Domain Lookups Issue

Incident Report for OpenSRS

Postmortem

Incident Date: October 27, 2021
Incident Number: PR-2513

On October 27, 2021 at 1:07 PM ET, Tucows experienced a service interruption impacting Hover, Ting Mobile and MSE platforms.

The service interruption was caused due to hardware failure of one of the core routers. 

At 1:10 PM ET, The services automatically failed over to the secondary router and majority of the services started to recover.

At 2:18 PM ET, The engineering team restarted the impacted systems to restore all the affected services. 

Tucows is in contact with external vendors to investigate the cause of the hardware failure and implement a solution based on their recommendations to prevent future interruptions.

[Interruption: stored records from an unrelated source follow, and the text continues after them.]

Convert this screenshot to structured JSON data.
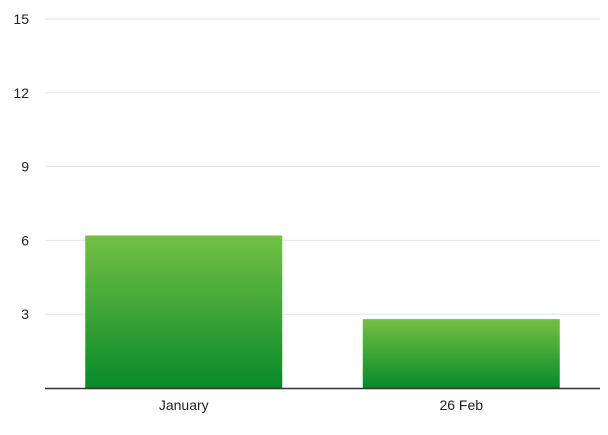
{
  "chart_data": {
    "type": "bar",
    "title": "",
    "xlabel": "",
    "ylabel": "",
    "categories": [
      "January",
      "26 Feb"
    ],
    "values": [
      6.2,
      2.8
    ],
    "ylim": [
      0,
      15
    ],
    "yticks": [
      3,
      6,
      9,
      12,
      15
    ],
    "ytick_labels": [
      "3",
      "6",
      "9",
      "12",
      "15"
    ],
    "grid": true,
    "legend": "none",
    "colors": {
      "bar_top": "#74c043",
      "bar_bottom": "#078a2a",
      "grid": "#e6e6e6",
      "axis": "#333333",
      "text": "#222222"
    }
  }
}
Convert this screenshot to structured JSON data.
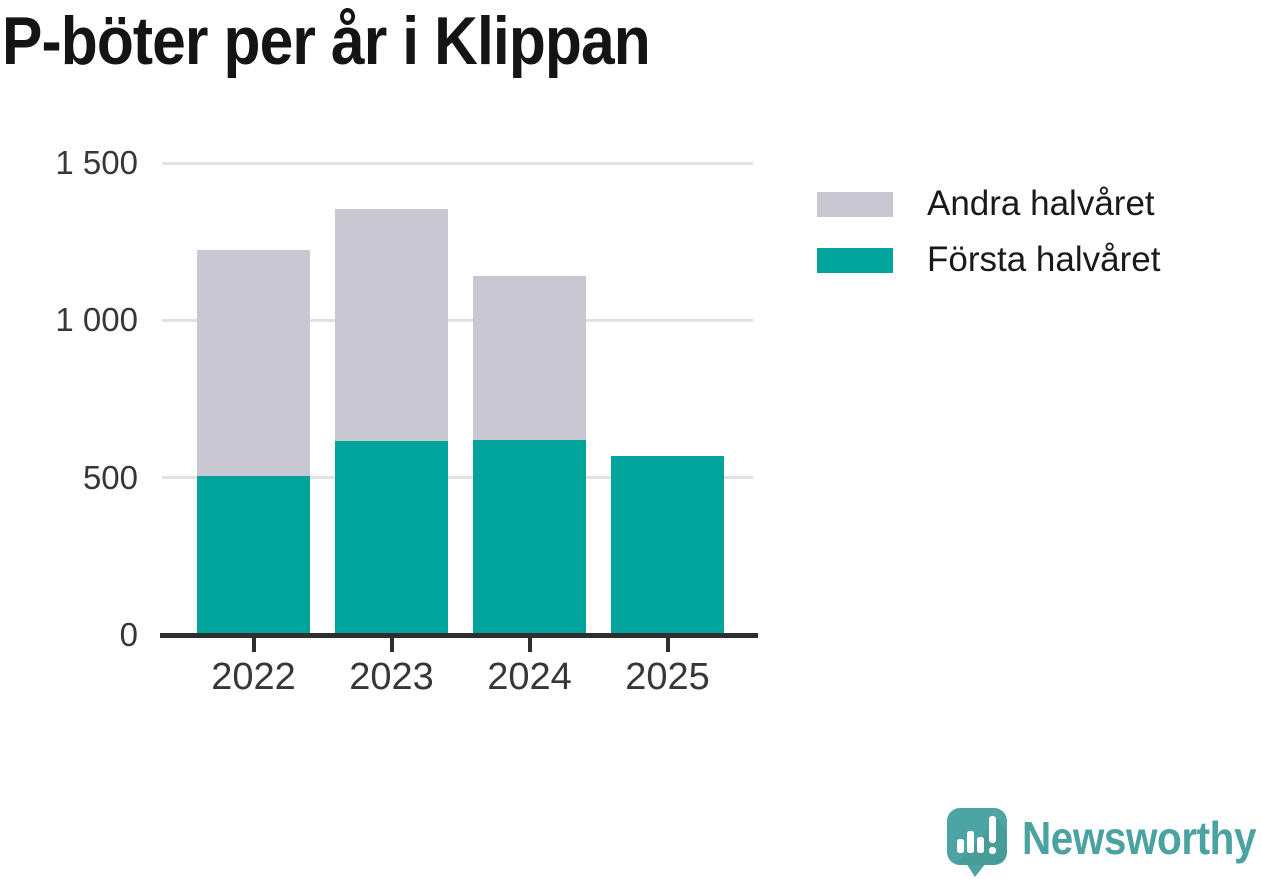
{
  "chart_data": {
    "type": "bar",
    "stacked": true,
    "title": "P-böter per år i Klippan",
    "categories": [
      "2022",
      "2023",
      "2024",
      "2025"
    ],
    "series": [
      {
        "name": "Första halvåret",
        "color": "#00a49b",
        "values": [
          505,
          615,
          620,
          570
        ]
      },
      {
        "name": "Andra halvåret",
        "color": "#c9c7d1",
        "values": [
          720,
          740,
          520,
          0
        ]
      }
    ],
    "estimated_totals": [
      1225,
      1355,
      1140,
      570
    ],
    "xlabel": "",
    "ylabel": "",
    "ylim": [
      0,
      1500
    ],
    "yticks": [
      {
        "value": 0,
        "label": "0"
      },
      {
        "value": 500,
        "label": "500"
      },
      {
        "value": 1000,
        "label": "1 000"
      },
      {
        "value": 1500,
        "label": "1 500"
      }
    ],
    "grid": true,
    "legend_position": "top-right"
  },
  "legend": {
    "items": [
      {
        "label": "Andra halvåret",
        "color": "#c9c7d1"
      },
      {
        "label": "Första halvåret",
        "color": "#00a49b"
      }
    ]
  },
  "branding": {
    "name": "Newsworthy",
    "text_color": "#4ba3a1",
    "icon_color": "#4ca5a2"
  }
}
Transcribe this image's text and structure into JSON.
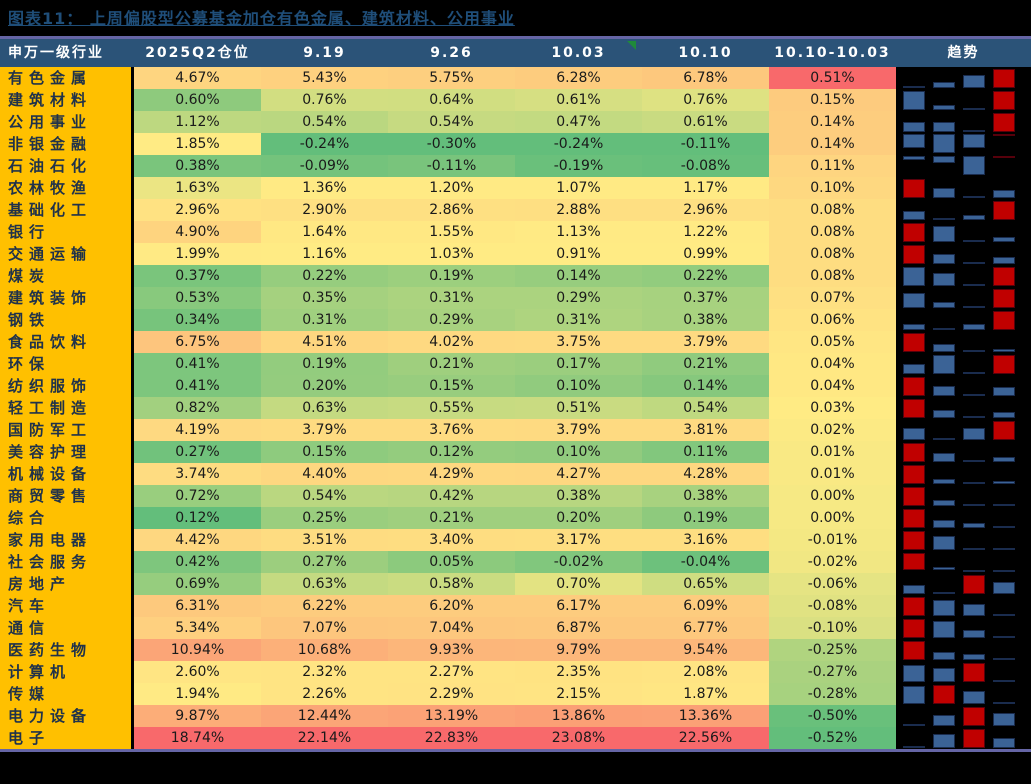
{
  "chart_data": {
    "type": "table",
    "subtype": "heatmap-table-with-sparklines",
    "title": "图表11： 上周偏股型公募基金加仓有色金属、建筑材料、公用事业",
    "columns": [
      "申万一级行业",
      "2025Q2仓位",
      "9.19",
      "9.26",
      "10.03",
      "10.10",
      "10.10-10.03",
      "趋势"
    ],
    "value_format": "percent, 2 decimals",
    "rows": [
      {
        "industry": "有色金属",
        "values": [
          4.67,
          5.43,
          5.75,
          6.28,
          6.78,
          0.51
        ]
      },
      {
        "industry": "建筑材料",
        "values": [
          0.6,
          0.76,
          0.64,
          0.61,
          0.76,
          0.15
        ]
      },
      {
        "industry": "公用事业",
        "values": [
          1.12,
          0.54,
          0.54,
          0.47,
          0.61,
          0.14
        ]
      },
      {
        "industry": "非银金融",
        "values": [
          1.85,
          -0.24,
          -0.3,
          -0.24,
          -0.11,
          0.14
        ]
      },
      {
        "industry": "石油石化",
        "values": [
          0.38,
          -0.09,
          -0.11,
          -0.19,
          -0.08,
          0.11
        ]
      },
      {
        "industry": "农林牧渔",
        "values": [
          1.63,
          1.36,
          1.2,
          1.07,
          1.17,
          0.1
        ]
      },
      {
        "industry": "基础化工",
        "values": [
          2.96,
          2.9,
          2.86,
          2.88,
          2.96,
          0.08
        ]
      },
      {
        "industry": "银行",
        "values": [
          4.9,
          1.64,
          1.55,
          1.13,
          1.22,
          0.08
        ]
      },
      {
        "industry": "交通运输",
        "values": [
          1.99,
          1.16,
          1.03,
          0.91,
          0.99,
          0.08
        ]
      },
      {
        "industry": "煤炭",
        "values": [
          0.37,
          0.22,
          0.19,
          0.14,
          0.22,
          0.08
        ]
      },
      {
        "industry": "建筑装饰",
        "values": [
          0.53,
          0.35,
          0.31,
          0.29,
          0.37,
          0.07
        ]
      },
      {
        "industry": "钢铁",
        "values": [
          0.34,
          0.31,
          0.29,
          0.31,
          0.38,
          0.06
        ]
      },
      {
        "industry": "食品饮料",
        "values": [
          6.75,
          4.51,
          4.02,
          3.75,
          3.79,
          0.05
        ]
      },
      {
        "industry": "环保",
        "values": [
          0.41,
          0.19,
          0.21,
          0.17,
          0.21,
          0.04
        ]
      },
      {
        "industry": "纺织服饰",
        "values": [
          0.41,
          0.2,
          0.15,
          0.1,
          0.14,
          0.04
        ]
      },
      {
        "industry": "轻工制造",
        "values": [
          0.82,
          0.63,
          0.55,
          0.51,
          0.54,
          0.03
        ]
      },
      {
        "industry": "国防军工",
        "values": [
          4.19,
          3.79,
          3.76,
          3.79,
          3.81,
          0.02
        ]
      },
      {
        "industry": "美容护理",
        "values": [
          0.27,
          0.15,
          0.12,
          0.1,
          0.11,
          0.01
        ]
      },
      {
        "industry": "机械设备",
        "values": [
          3.74,
          4.4,
          4.29,
          4.27,
          4.28,
          0.01
        ]
      },
      {
        "industry": "商贸零售",
        "values": [
          0.72,
          0.54,
          0.42,
          0.38,
          0.38,
          0.0
        ]
      },
      {
        "industry": "综合",
        "values": [
          0.12,
          0.25,
          0.21,
          0.2,
          0.19,
          0.0
        ]
      },
      {
        "industry": "家用电器",
        "values": [
          4.42,
          3.51,
          3.4,
          3.17,
          3.16,
          -0.01
        ]
      },
      {
        "industry": "社会服务",
        "values": [
          0.42,
          0.27,
          0.05,
          -0.02,
          -0.04,
          -0.02
        ]
      },
      {
        "industry": "房地产",
        "values": [
          0.69,
          0.63,
          0.58,
          0.7,
          0.65,
          -0.06
        ]
      },
      {
        "industry": "汽车",
        "values": [
          6.31,
          6.22,
          6.2,
          6.17,
          6.09,
          -0.08
        ]
      },
      {
        "industry": "通信",
        "values": [
          5.34,
          7.07,
          7.04,
          6.87,
          6.77,
          -0.1
        ]
      },
      {
        "industry": "医药生物",
        "values": [
          10.94,
          10.68,
          9.93,
          9.79,
          9.54,
          -0.25
        ]
      },
      {
        "industry": "计算机",
        "values": [
          2.6,
          2.32,
          2.27,
          2.35,
          2.08,
          -0.27
        ]
      },
      {
        "industry": "传媒",
        "values": [
          1.94,
          2.26,
          2.29,
          2.15,
          1.87,
          -0.28
        ]
      },
      {
        "industry": "电力设备",
        "values": [
          9.87,
          12.44,
          13.19,
          13.86,
          13.36,
          -0.5
        ]
      },
      {
        "industry": "电子",
        "values": [
          18.74,
          22.14,
          22.83,
          23.08,
          22.56,
          -0.52
        ]
      }
    ],
    "heatmap_scale": {
      "rule": "per-column 3-color scale, low=min, mid=median, high=max",
      "low_color": "#63BE7B",
      "mid_color": "#FFEB84",
      "high_color": "#F8696B"
    },
    "sparkline": {
      "source_columns": [
        "9.19",
        "9.26",
        "10.03",
        "10.10"
      ],
      "bar_color": "#3B6396",
      "max_bar_color": "#C00000"
    },
    "header_marker": {
      "cell": "10.03",
      "shape": "green-corner-triangle",
      "color": "#1F8A3A"
    }
  },
  "styles": {
    "background": "#000000",
    "title_color": "#1F4E79",
    "rule_color": "#6565A5",
    "header_bg": "#2B5378",
    "header_text": "#FFFFFF",
    "label_bg": "#FFC000",
    "label_text": "#20324A"
  }
}
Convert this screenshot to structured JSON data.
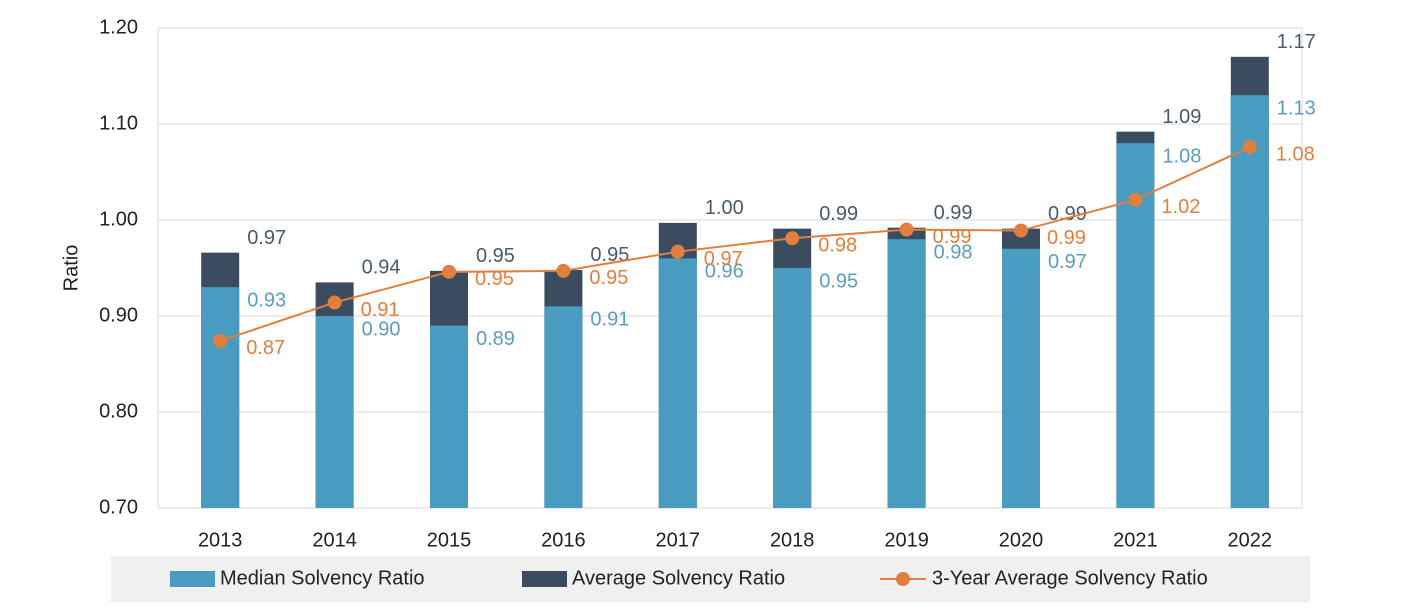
{
  "chart_data": {
    "type": "bar_line",
    "y_label": "Ratio",
    "categories": [
      "2013",
      "2014",
      "2015",
      "2016",
      "2017",
      "2018",
      "2019",
      "2020",
      "2021",
      "2022"
    ],
    "series": [
      {
        "name": "Median Solvency Ratio",
        "color": "#4a9bc0",
        "kind": "bar",
        "values": [
          0.93,
          0.9,
          0.89,
          0.91,
          0.96,
          0.95,
          0.98,
          0.97,
          1.08,
          1.13
        ],
        "value_labels": [
          "0.93",
          "0.90",
          "0.89",
          "0.91",
          "0.96",
          "0.95",
          "0.98",
          "0.97",
          "1.08",
          "1.13"
        ]
      },
      {
        "name": "Average Solvency Ratio",
        "color": "#3b4c5f",
        "kind": "bar",
        "values": [
          0.966,
          0.935,
          0.947,
          0.948,
          0.997,
          0.991,
          0.992,
          0.991,
          1.092,
          1.17
        ],
        "value_labels": [
          "0.97",
          "0.94",
          "0.95",
          "0.95",
          "1.00",
          "0.99",
          "0.99",
          "0.99",
          "1.09",
          "1.17"
        ]
      },
      {
        "name": "3-Year Average Solvency Ratio",
        "color": "#e07f3e",
        "kind": "line",
        "values": [
          0.874,
          0.914,
          0.946,
          0.947,
          0.967,
          0.981,
          0.99,
          0.989,
          1.021,
          1.076
        ],
        "value_labels": [
          "0.87",
          "0.91",
          "0.95",
          "0.95",
          "0.97",
          "0.98",
          "0.99",
          "0.99",
          "1.02",
          "1.08"
        ]
      }
    ],
    "ylim": [
      0.7,
      1.2
    ],
    "yticks": [
      {
        "value": 0.7,
        "label": "0.70"
      },
      {
        "value": 0.8,
        "label": "0.80"
      },
      {
        "value": 0.9,
        "label": "0.90"
      },
      {
        "value": 1.0,
        "label": "1.00"
      },
      {
        "value": 1.1,
        "label": "1.10"
      },
      {
        "value": 1.2,
        "label": "1.20"
      }
    ],
    "grid": true,
    "legend": "bottom"
  }
}
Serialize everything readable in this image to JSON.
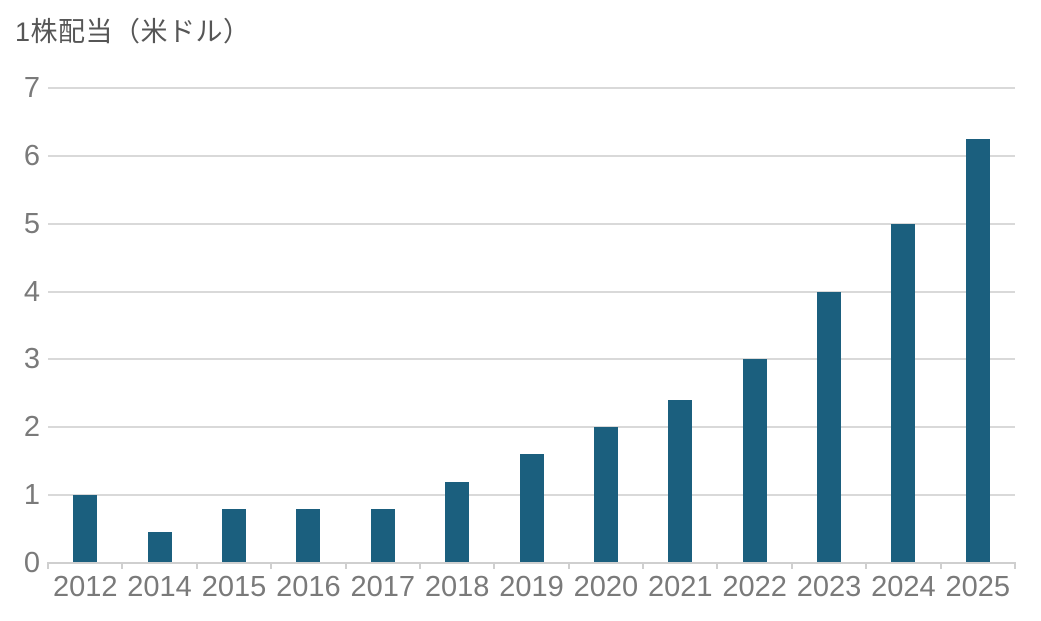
{
  "chart_data": {
    "type": "bar",
    "title": "1株配当（米ドル）",
    "categories": [
      "2012",
      "2014",
      "2015",
      "2016",
      "2017",
      "2018",
      "2019",
      "2020",
      "2021",
      "2022",
      "2023",
      "2024",
      "2025"
    ],
    "values": [
      1.0,
      0.45,
      0.8,
      0.8,
      0.8,
      1.2,
      1.6,
      2.0,
      2.4,
      3.0,
      4.0,
      5.0,
      6.25
    ],
    "xlabel": "",
    "ylabel": "",
    "ylim": [
      0,
      7
    ],
    "yticks": [
      0,
      1,
      2,
      3,
      4,
      5,
      6,
      7
    ],
    "grid": true,
    "legend_position": "none",
    "colors": {
      "bar": "#1b5f7e",
      "gridline": "#d9d9d9",
      "axis": "#cfcfcf",
      "tick_label": "#7a7a7a",
      "title": "#565656",
      "background": "#ffffff"
    }
  }
}
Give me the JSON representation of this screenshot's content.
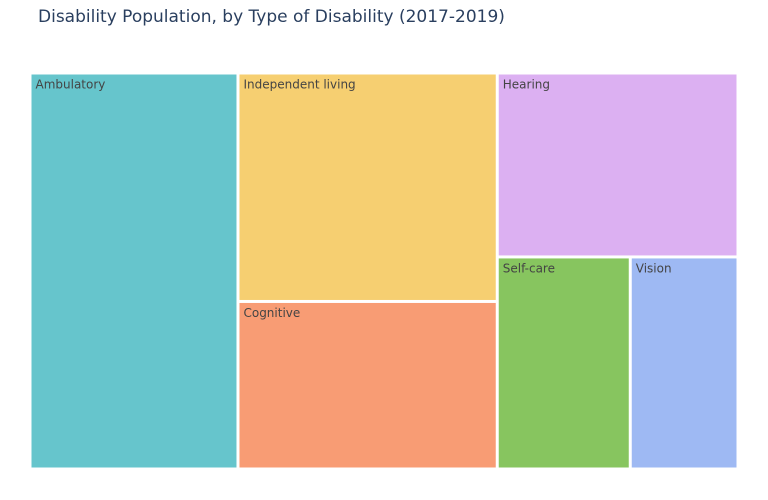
{
  "chart_data": {
    "type": "treemap",
    "title": "Disability Population, by Type of Disability (2017-2019)",
    "labels": [
      "Ambulatory",
      "Independent living",
      "Cognitive",
      "Hearing",
      "Self-care",
      "Vision"
    ],
    "values": [
      29.2,
      21.0,
      15.4,
      15.7,
      10.0,
      8.1
    ],
    "colors": [
      "#66c5cc",
      "#f6cf71",
      "#f89c74",
      "#dcb0f2",
      "#87c55f",
      "#9eb9f3"
    ]
  }
}
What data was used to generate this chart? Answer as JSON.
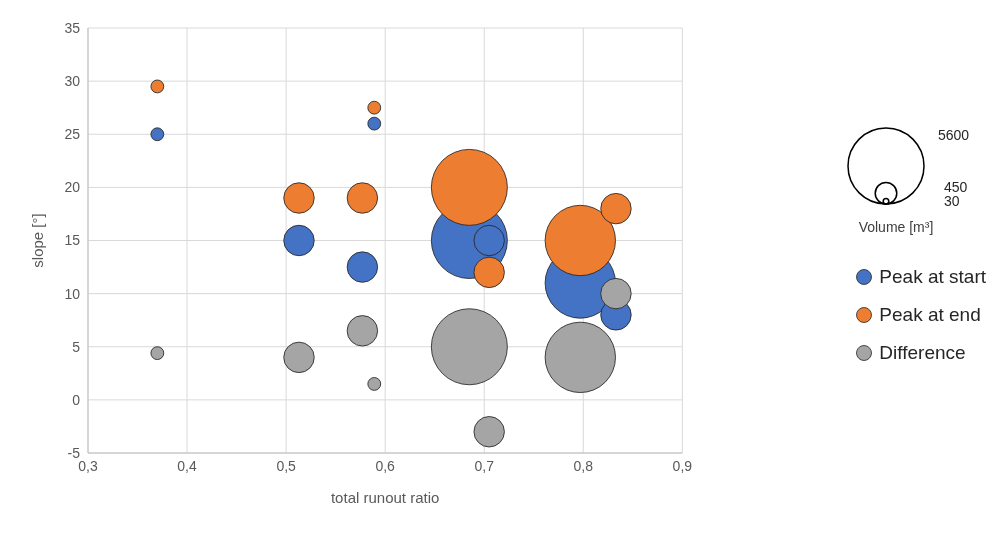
{
  "chart_data": {
    "type": "bubble",
    "xlabel": "total runout ratio",
    "ylabel": "slope [°]",
    "legend_title": "Volume [m³]",
    "xlim": [
      0.3,
      0.9
    ],
    "xticks": [
      {
        "value": 0.3,
        "label": "0,3"
      },
      {
        "value": 0.4,
        "label": "0,4"
      },
      {
        "value": 0.5,
        "label": "0,5"
      },
      {
        "value": 0.6,
        "label": "0,6"
      },
      {
        "value": 0.7,
        "label": "0,7"
      },
      {
        "value": 0.8,
        "label": "0,8"
      },
      {
        "value": 0.9,
        "label": "0,9"
      }
    ],
    "ylim": [
      -5,
      35
    ],
    "yticks": [
      -5,
      0,
      5,
      10,
      15,
      20,
      25,
      30,
      35
    ],
    "grid": true,
    "legend": "right",
    "size_legend": [
      5600,
      450,
      30
    ],
    "series": [
      {
        "name": "Peak at start",
        "color": "#4472c4",
        "x": [
          0.37,
          0.513,
          0.577,
          0.589,
          0.685,
          0.705,
          0.797,
          0.833
        ],
        "values": [
          25,
          15,
          12.5,
          26,
          15,
          15,
          11,
          8
        ],
        "sizes": [
          160,
          900,
          900,
          160,
          5600,
          900,
          4800,
          900
        ]
      },
      {
        "name": "Peak at end",
        "color": "#ed7d31",
        "x": [
          0.37,
          0.513,
          0.577,
          0.589,
          0.685,
          0.705,
          0.797,
          0.833
        ],
        "values": [
          29.5,
          19,
          19,
          27.5,
          20,
          12,
          15,
          18
        ],
        "sizes": [
          160,
          900,
          900,
          160,
          5600,
          900,
          4800,
          900
        ]
      },
      {
        "name": "Difference",
        "color": "#a5a5a5",
        "x": [
          0.37,
          0.513,
          0.577,
          0.589,
          0.685,
          0.705,
          0.797,
          0.833
        ],
        "values": [
          4.4,
          4,
          6.5,
          1.5,
          5,
          -3,
          4,
          10
        ],
        "sizes": [
          160,
          900,
          900,
          160,
          5600,
          900,
          4800,
          900
        ]
      }
    ]
  }
}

Tucows is to review and enhance monitoring for better visibility and to address the issue in a timely manner. 

Thank you,

Tucows Engineering Team

Posted Oct 30, 2021 - 05:45 UTC

Resolved

This issue has now been resolved.

Incident Start Time: 10-27-2021 17:07:00 UTC
Incident Start Time: 10-27-2021 18:18:00 UTC
Total Duration: 1 hour 11 minutes.
Posted Oct 27, 2021 - 18:33 UTC

Identified

The engineering team has identified the issue and are working to resolve it.
Posted Oct 27, 2021 - 17:46 UTC

Update

We are currently investigating an issue that is impacting domain lookups within the reseller control panel. The engineering team has been engaged and are currently investigating.
Posted Oct 27, 2021 - 17:38 UTC

Investigating

We are currently investigating this issue.
Posted Oct 27, 2021 - 17:23 UTC
This incident affected: Control Panels (Reseller Control Panel, Classic RWI).